Inmiddels zijn partijen circa veertien jaar verder en is het einde helaas nog niet in zicht
Kwaliteitsverbetering is dus ook in de strafcassaties overduidelijk een issue. Vooralsnog wordt de regeling van de cassatiebalie echter nog niet doorgetrokken naar de strafcassaties (hetzelfde geldt overigens voor de fiscale cassaties). De procedurele gang van zaken rond toepassing van art. 80a Wet RO is inmiddels neergelegd (althans voor de civiele zaken) in de gewijzigde art. 7 en 8 van het Rolreglement van de civiele kamer van de Hoge Raad der Nederlanden.34 De mogelijkheid van het stellen van prejudiciële vragen aan de Hoge Raad heeft al snel tot een eerste vraag geleid.
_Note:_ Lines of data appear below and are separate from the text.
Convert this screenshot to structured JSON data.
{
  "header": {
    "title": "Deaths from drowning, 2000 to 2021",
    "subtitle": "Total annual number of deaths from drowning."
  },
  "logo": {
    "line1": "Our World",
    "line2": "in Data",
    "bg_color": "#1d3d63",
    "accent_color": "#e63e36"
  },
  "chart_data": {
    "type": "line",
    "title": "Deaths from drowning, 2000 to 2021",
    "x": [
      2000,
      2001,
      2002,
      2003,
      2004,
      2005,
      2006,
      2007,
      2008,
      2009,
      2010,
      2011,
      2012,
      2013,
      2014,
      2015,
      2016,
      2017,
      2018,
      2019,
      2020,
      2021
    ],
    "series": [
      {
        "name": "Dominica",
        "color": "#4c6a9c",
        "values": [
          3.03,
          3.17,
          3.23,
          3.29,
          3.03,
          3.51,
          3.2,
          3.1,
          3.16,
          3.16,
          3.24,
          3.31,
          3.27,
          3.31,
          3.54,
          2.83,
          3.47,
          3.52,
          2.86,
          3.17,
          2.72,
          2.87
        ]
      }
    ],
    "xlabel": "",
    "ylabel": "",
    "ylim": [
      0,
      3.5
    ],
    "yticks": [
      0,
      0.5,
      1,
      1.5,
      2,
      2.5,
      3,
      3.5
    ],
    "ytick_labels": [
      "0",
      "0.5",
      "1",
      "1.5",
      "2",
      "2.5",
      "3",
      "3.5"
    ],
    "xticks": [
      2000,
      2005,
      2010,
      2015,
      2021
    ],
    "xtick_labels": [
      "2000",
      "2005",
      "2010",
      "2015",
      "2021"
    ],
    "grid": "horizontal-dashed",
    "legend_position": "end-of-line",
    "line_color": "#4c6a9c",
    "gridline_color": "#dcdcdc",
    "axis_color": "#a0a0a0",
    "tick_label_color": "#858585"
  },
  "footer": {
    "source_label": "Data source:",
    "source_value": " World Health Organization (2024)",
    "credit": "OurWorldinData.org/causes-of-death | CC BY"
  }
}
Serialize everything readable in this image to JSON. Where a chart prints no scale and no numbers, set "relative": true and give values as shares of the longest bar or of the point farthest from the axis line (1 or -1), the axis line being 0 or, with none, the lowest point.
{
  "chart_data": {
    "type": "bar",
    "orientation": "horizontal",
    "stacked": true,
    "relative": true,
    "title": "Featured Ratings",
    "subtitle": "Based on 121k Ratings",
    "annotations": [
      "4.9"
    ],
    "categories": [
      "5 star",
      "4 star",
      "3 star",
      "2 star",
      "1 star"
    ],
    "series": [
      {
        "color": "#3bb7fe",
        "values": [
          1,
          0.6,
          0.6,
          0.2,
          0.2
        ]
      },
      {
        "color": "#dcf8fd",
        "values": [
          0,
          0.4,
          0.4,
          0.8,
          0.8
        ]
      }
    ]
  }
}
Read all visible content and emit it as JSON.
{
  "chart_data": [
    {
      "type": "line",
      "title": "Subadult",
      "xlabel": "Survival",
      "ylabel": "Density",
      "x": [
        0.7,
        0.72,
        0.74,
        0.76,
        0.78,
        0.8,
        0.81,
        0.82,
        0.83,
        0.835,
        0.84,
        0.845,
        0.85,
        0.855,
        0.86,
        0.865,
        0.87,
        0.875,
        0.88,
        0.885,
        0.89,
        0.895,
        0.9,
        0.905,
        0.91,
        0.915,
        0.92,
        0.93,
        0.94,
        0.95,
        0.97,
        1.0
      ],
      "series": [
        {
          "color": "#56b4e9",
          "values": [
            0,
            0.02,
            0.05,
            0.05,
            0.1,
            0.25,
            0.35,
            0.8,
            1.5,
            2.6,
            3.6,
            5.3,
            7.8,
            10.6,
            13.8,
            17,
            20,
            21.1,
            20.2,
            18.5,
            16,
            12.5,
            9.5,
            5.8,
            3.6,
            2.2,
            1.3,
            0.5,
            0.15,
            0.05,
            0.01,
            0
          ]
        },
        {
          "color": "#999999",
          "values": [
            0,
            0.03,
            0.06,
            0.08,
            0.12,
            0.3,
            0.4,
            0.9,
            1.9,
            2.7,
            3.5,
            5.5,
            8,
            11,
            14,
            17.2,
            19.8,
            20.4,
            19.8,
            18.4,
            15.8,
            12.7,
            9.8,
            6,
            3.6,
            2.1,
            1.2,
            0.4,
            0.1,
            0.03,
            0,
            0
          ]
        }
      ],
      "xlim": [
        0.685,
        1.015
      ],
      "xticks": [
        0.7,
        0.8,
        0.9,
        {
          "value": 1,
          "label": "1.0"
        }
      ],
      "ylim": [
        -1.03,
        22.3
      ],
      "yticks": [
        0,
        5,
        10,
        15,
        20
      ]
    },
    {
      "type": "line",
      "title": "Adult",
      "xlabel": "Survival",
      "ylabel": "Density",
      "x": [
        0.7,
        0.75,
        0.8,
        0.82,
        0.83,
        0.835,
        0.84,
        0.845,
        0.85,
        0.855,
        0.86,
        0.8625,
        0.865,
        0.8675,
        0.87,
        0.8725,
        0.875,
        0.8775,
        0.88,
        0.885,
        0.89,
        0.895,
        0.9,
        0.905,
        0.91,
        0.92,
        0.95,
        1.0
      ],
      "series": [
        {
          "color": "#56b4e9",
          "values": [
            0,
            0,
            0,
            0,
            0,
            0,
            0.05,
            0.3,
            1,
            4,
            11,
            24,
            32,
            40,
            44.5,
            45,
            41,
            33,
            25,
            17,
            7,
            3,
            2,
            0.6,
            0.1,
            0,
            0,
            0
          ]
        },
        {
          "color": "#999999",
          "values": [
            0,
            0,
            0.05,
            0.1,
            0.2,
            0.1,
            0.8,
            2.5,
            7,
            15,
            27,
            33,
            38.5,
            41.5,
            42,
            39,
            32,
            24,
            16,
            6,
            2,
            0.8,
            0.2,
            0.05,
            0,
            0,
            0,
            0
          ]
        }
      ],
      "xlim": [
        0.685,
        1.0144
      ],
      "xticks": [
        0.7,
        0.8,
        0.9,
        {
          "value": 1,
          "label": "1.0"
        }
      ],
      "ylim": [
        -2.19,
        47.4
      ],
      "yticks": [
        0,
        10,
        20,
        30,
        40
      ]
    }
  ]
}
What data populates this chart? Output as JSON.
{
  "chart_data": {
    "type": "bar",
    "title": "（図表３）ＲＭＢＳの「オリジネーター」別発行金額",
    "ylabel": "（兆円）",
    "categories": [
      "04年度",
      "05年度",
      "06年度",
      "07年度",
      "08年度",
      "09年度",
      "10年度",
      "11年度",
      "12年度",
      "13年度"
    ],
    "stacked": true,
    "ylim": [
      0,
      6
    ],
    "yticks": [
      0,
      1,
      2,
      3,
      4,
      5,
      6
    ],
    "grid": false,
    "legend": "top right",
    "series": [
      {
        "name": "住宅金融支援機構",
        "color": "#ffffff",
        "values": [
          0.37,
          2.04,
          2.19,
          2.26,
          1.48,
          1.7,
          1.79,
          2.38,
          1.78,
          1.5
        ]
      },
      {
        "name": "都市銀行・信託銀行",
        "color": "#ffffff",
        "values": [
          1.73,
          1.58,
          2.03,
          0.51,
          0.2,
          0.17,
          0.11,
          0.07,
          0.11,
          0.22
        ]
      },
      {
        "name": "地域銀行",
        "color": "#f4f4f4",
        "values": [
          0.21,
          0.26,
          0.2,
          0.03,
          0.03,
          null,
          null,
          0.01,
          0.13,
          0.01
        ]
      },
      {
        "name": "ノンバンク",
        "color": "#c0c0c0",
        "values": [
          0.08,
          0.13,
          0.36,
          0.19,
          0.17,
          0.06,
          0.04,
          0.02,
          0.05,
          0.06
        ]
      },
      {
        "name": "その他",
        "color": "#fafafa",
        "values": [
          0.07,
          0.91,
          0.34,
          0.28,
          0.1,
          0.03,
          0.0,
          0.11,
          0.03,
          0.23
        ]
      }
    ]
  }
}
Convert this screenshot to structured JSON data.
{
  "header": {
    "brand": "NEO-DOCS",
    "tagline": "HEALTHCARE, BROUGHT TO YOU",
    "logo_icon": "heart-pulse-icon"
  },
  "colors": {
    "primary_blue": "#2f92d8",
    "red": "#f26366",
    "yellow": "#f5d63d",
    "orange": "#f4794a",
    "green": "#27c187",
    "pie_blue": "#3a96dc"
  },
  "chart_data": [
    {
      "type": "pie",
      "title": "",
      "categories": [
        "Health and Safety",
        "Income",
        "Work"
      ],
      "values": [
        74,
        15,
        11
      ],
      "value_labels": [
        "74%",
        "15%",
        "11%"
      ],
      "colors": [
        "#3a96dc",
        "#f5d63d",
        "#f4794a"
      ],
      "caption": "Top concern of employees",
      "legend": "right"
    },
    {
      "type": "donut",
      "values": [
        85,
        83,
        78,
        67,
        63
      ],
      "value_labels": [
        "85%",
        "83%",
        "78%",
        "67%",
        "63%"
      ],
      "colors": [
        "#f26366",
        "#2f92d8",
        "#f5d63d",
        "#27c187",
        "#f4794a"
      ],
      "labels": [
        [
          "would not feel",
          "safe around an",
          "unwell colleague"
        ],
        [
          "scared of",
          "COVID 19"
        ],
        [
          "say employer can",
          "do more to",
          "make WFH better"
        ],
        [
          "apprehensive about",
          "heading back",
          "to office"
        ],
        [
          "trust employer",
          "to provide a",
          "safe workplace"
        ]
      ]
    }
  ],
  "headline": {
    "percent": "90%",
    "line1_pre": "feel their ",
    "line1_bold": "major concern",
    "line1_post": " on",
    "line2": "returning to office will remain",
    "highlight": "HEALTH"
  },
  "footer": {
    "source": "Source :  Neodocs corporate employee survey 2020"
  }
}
De Voorzieningenrechter Rechtbank Utrecht heeft in een uitspraak van 3 augustus 2012, LJN BX3391, de hulp van de Hoge Raad ingeroepen ter beantwoording van de vraag of de grosse van een notariële hypotheekakte tevens een executoriale titel oplevert voor na uitwinning van het hypotheekrecht overgebleven restantvorderingen. Van een afstand bezien lijkt dat overigens een meer feitelijk getinte vraag naar uitleg van die akte, zodat de beantwoording van de vraag door de Hoge Raad direct duidelijk kan maken in hoeverre de Hoge Raad bereid is soepel met dit instrument om te gaan, zodat de rechtspraktijk daar daadwerkelijk bij gebaat is. De procedurele gang van zaken rond de procedure bij de Hoge Raad die moet leiden tot beantwoording van de prejudiciële vraag is inmiddels neergelegd in het Reglement prejudiciële vragen van de civiele kamer van de Hoge
Raad der Nederlanden.35Dat de Hoge Raad bereid is om ook eigen fouten te herstellen, blijkt uit HR 25 november 2011, LJN BU5786. De Hoge Raad had deze zaak eerder al afgedaan waarbij echter geen acht was geslagen op de Borgersbrief, omdat die te laat zou zijn ingediend. De advocaat van verzoeker wijst er vervolgens bij brief op dat de reguliere einddatum bij KB gelijk gesteld was met een algemeen erkende feestdag, zodat de termijn als gevolg van art. 1 lid 1 Algemene termijnenwet werd verlengd. De Hoge Raad onderschrijft deze gedachtegang, overweegt dat het negeren van de Borgersbrief schending van het beginsel van hoor en wederhoor betekent, zodat de zaak opnieuw moet worden afgedaan. Herbeoordeling van de middelen leidt echter niet tot een ander oordeel. Dat procederen voor alle betrokkenen een drama kan zijn, blijkt nog maar weer eens uit HR 27 januari 2012, LJN BU6510. De zaak betreft problematiek rond een verrekenbeding in huwelijkse voorwaarden na echtscheiding. De inleidende dagvaarding dateert van mei 1998. De Hoge Raad vernietigt op 18 april 2003 het arrest van Hof Den Haag en verwijst de zaak ter verdere afdoening naar Hof Amsterdam (zonder daarbij de mogelijkheid te openen van verdere verwijzing). In plaats van de zaak zelf verder af te doen, verwijst Hof Amsterdam (in strijd met LJN BO2882 en in combinatie met de weigering van tussentijds cassatieberoep) terug naar Rechtbank Rotterdam, waarna de zaak via Hof Den Haag weer terugkomt bij de Hoge Raad. Die vernietigt alle uitspraken die verband houden met de verdere terugverwijzing, waarna de zaak naar Hof Arnhem wordt verwezen om te worden afgedaan. Inmiddels zijn partijen circa veertien jaar verder en is het einde helaas nog niet in zicht. Er zou toch een efficiëntere manier moeten zijn om dit soort geschillen strak en snel tot een einde te brengen, zodat partijen daarna weer verder kunnen met hun leven. Dat geldt in deze zaak eens te meer omdat alle kosten zo langzamerhand toch het financiële belang van de zaak zullen overstijgen.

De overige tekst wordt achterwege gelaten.